As novelty records go, this is a pretty good one. Definitely up there with the works of "Weird Al" Yankovic.
You take Prince Buster's touring band, add Alton Ellis's half-brother on vocals, market them to the skinhead youth who were buying up every JA import they could find, and you get Symarip, aka the Pyramids, aka the Bees, aka Seven Letters. You ask them to write topical songs about said skinhead youth, throw in a slightly-altered Lee Hazelwood classic, and somehow you end up with a classic one-off. Is this a purely British phenomena, the knock-off record? I see some parallels between this record and the "faux punk" records of Alberto Y Los Trios Paranoias or F.U.2. They're all proficient and memorable and existed (initally) to fill a void in the marketplace.
In retrospect, it's the Philligree production that really seals the deal for me.
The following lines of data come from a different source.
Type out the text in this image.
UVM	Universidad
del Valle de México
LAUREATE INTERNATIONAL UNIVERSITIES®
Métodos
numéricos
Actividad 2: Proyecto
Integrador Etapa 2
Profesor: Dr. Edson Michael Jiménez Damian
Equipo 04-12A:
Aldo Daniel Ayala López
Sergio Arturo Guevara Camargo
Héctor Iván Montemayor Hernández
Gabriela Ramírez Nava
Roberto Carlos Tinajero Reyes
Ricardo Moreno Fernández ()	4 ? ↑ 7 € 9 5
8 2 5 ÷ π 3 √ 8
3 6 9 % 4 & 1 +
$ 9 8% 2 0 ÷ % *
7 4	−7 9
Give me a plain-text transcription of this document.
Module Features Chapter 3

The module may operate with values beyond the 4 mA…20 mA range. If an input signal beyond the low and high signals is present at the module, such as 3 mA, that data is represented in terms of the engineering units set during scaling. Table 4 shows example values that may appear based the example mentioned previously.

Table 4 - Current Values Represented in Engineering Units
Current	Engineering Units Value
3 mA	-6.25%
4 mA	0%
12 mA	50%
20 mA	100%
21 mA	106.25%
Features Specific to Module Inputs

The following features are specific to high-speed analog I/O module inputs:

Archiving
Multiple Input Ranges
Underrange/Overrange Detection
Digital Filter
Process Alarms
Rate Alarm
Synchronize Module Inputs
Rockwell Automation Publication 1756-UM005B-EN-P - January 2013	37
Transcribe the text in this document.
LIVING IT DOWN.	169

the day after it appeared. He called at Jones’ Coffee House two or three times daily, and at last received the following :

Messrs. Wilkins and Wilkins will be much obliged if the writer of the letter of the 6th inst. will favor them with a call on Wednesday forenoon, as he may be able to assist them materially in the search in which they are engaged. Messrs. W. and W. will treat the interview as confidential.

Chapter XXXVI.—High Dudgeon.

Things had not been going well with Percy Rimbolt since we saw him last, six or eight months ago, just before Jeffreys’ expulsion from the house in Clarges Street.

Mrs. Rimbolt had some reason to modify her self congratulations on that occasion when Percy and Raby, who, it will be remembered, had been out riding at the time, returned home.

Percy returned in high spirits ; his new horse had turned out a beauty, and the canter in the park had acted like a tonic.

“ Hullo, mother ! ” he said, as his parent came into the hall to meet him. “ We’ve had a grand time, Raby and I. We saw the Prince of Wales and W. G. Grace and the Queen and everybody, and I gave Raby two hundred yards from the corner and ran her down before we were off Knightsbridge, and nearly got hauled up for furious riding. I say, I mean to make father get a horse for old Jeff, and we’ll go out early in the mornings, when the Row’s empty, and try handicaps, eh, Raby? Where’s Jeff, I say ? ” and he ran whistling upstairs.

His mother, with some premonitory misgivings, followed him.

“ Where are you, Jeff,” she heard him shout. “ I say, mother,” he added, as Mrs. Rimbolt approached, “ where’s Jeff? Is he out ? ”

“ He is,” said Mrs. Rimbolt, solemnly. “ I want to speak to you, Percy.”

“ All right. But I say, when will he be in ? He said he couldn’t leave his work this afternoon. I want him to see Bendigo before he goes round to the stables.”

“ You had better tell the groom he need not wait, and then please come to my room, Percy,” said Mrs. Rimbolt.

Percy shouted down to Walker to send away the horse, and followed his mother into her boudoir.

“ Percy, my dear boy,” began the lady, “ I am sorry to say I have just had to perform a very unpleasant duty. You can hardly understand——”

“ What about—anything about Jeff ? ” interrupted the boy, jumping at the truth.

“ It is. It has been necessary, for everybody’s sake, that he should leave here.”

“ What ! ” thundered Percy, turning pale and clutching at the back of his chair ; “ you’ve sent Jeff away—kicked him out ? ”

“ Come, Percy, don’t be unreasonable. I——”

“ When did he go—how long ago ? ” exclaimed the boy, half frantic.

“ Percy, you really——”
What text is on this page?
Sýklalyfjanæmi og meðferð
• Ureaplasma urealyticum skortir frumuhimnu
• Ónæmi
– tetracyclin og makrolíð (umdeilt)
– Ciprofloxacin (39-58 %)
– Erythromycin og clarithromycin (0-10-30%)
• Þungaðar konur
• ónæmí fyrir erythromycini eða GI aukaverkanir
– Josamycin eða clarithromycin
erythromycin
Graeme Goodall ran Doctor Bird, Sioux, and Pyramid Records, as well as helped found Island Records. Along with Phil Chen, Goodall gets a bass-heavy, skankable sound that just jumps out of the speakers. I listened to this all the time in 1995 & 1996. It was "the heavy, heavy monster sound", in the parlance of the time.
A double disc set, including the "Monkey Business" compilation, came out in the UK in 1988 and was the first CD release of either record. There's a really nice 2xCD Symarip discography that contains every cut they recorded during their initial tenure; you can probably cop one for less than $15.